O ex-funcionário da agência de segurança israelense Micha Koubi afirma que o interrogou por mais de 150 horas. Ele conta que Sinwar conseguiu estabelecer relações com o Irã enviando mensagens secretas da prisão.
Em 2007, um ano depois que o Hamas foi eleito para assumir o poder na Faixa de Gaza, Israel e o Egito reforçaram o bloqueio sobre a região. Os dois países vizinhos alegaram preocupações com a sua segurança.
Para Koubi, as conexões de Sinwar no Irã o ajudaram a romper o bloqueio.
"Ele enviou mensageiros para o Irã, para iniciar o contato", conta Koubi. "Ele pediu que eles enviassem... armas. E eles concordaram em ajudar [o Hamas] com tudo o que eles precisassem. Aquilo foi só o começo."
O dinheiro para o Hamas também chegava do Catar, pelas vias legais e clandestinas, segundo Udi Levy.
Israel reconheceu que parte do dinheiro era entregue em espécie com a sua aprovação.
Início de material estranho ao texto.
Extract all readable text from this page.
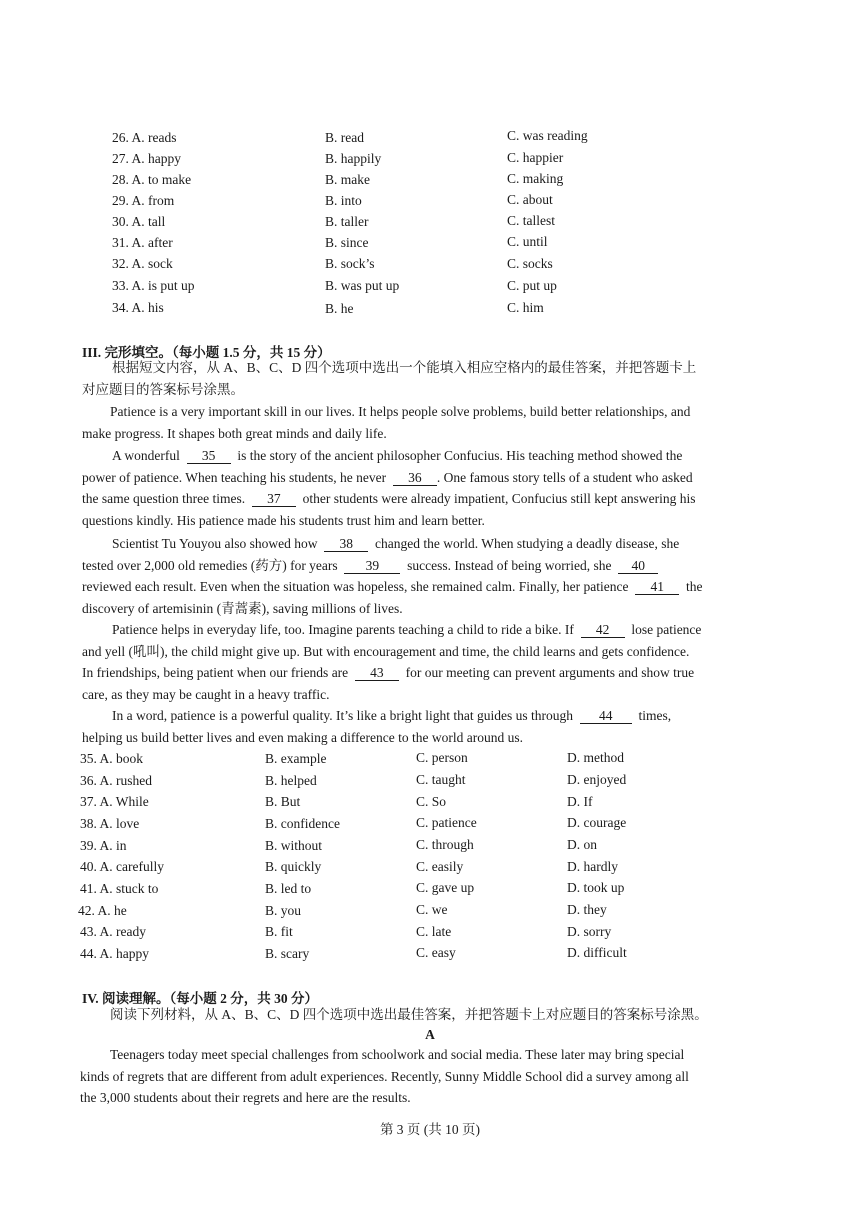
26. A. reads	B. read	C. was reading
27. A. happy	B. happily	C. happier
28. A. to make	B. make	C. making
29. A. from	B. into	C. about
30. A. tall	B. taller	C. tallest
31. A. after	B. since	C. until
32. A. sock	B. sock’s	C. socks
33. A. is put up	B. was put up	C. put up
34. A. his	B. he	C. him
III. 完形填空。（每小题 1.5 分，共 15 分）
根据短文内容，从 A、B、C、D 四个选项中选出一个能填入相应空格内的最佳答案，并把答题卡上
对应题目的答案标号涂黑。
Patience is a very important skill in our lives. It helps people solve problems, build better relationships, and
make progress. It shapes both great minds and daily life.
A wonderful 35 is the story of the ancient philosopher Confucius. His teaching method showed the
power of patience. When teaching his students, he never 36 . One famous story tells of a student who asked
the same question three times. 37 other students were already impatient, Confucius still kept answering his
questions kindly. His patience made his students trust him and learn better.
Scientist Tu Youyou also showed how 38 changed the world. When studying a deadly disease, she
tested over 2,000 old remedies (药方) for years 39 success. Instead of being worried, she 40
reviewed each result. Even when the situation was hopeless, she remained calm. Finally, her patience 41 the
discovery of artemisinin (青蒿素), saving millions of lives.
Patience helps in everyday life, too. Imagine parents teaching a child to ride a bike. If 42 lose patience
and yell (吼叫), the child might give up. But with encouragement and time, the child learns and gets confidence.
In friendships, being patient when our friends are 43 for our meeting can prevent arguments and show true
care, as they may be caught in a heavy traffic.
In a word, patience is a powerful quality. It’s like a bright light that guides us through 44 times,
helping us build better lives and even making a difference to the world around us.
35. A. book	B. example	C. person	D. method
36. A. rushed	B. helped	C. taught	D. enjoyed
37. A. While	B. But	C. So	D. If
38. A. love	B. confidence	C. patience	D. courage
39. A. in	B. without	C. through	D. on
40. A. carefully	B. quickly	C. easily	D. hardly
41. A. stuck to	B. led to	C. gave up	D. took up
42. A. he	B. you	C. we	D. they
43. A. ready	B. fit	C. late	D. sorry
44. A. happy	B. scary	C. easy	D. difficult
IV. 阅读理解。（每小题 2 分，共 30 分）
阅读下列材料，从 A、B、C、D 四个选项中选出最佳答案，并把答题卡上对应题目的答案标号涂黑。
A
Teenagers today meet special challenges from schoolwork and social media. These later may bring special
kinds of regrets that are different from adult experiences. Recently, Sunny Middle School did a survey among all
the 3,000 students about their regrets and here are the results.
第 3 页 (共 10 页)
Os fundos eram alocados para pagar os salários dos funcionários do governo do Hamas e fornecer apoio humanitário para a população da Faixa de Gaza.
"Os cataris [tinham] um enviado especial que vinha todo mês, com um jato particular para Rafah [no sul da Faixa de Gaza] com uma mala", conta Levy. "Ele entrava em Gaza, entregava a mala para o Hamas, cumprimentava e voltava, era assim."
Levy declarou ao BBC Panorama que acredita que "um montante significativo desse dinheiro" seguia para "apoiar o braço militar do Hamas".
Outros bilhões foram fornecidos por agências das Nações Unidas, pela União Europeia, pela Autoridade Palestina na Cisjordânia e por inúmeras entidades assistenciais. Todo esse dinheiro era destinado a fins humanitários.
Tom Keating acredita que é uma "avaliação razoável" pensar que esse dinheiro pode ter subsidiado o braço militar do Hamas. Para ele, "é dinheiro que [o Hamas] pode usar em outros projetos, como construir túneis, como armar o seu exército".
É impossível saber se e quanto dinheiro de doadores pode ter sido apropriado pelo Hamas para fins militares.
O grupo nega ter desviado qualquer dinheiro recebido em assistência. Ele declarou ao BBC Panorama que o seu braço militar tinha suas próprias fontes de financiamento.
O primeiro-ministro israelense já deixou clara sua oposição à criação de um Estado palestino e afirma que objetivo estratégico está relacionado à sua posição sobre o financiamento do Hamas.
Em 2019, Netanyahu declarou aos seus colegas do partido governista Likud que "qualquer pessoa que desejar impedir o estabelecimento de um Estado palestino precisa fortalecer o apoio ao Hamas e transferir dinheiro para o Hamas... Esta é parte da nossa estratégia - isolar os palestinos em Gaza dos palestinos na Cisjordânia."
Manter o Hamas suficientemente forte para ser um rival eficiente contra o Fatah - o adversário do grupo na Cisjordânia - evitaria a possibilidade de surgir uma "liderança palestina unificada com quem seria preciso negociar algum tipo de acordo final", afirma Khaled Elgindy, especialista em assuntos palestino-israelenses do think tank Middle East Institute, em Washington DC, nos Estados Unidos.
Mais recentemente, Netanyahu negou que quisesse fortalecer o Hamas e afirmou que só havia permitido a entrada de dinheiro do Catar na Faixa de Gaza para evitar uma crise humanitária.
Agora, Netanyahu prometeu destruir o Hamas. Não haverá "nenhum elemento" em Gaza que financie o terrorismo, segundo ele.
Mas, com tanta destruição na Faixa de Gaza e a morte de tantos palestinos, Israel pode atingir o efeito contrário.
"O Irã provavelmente irá continuar a armar e apoiar financeiramente o Hamas", segundo Elgindy. "Mais do que isso, enquanto houver uma razão para que um grupo como o Hamas tente adquirir essas armas, esses recursos e essas capacidades, eles irão fazer."
"Porque as justificativas, as razões para isso ainda persistem."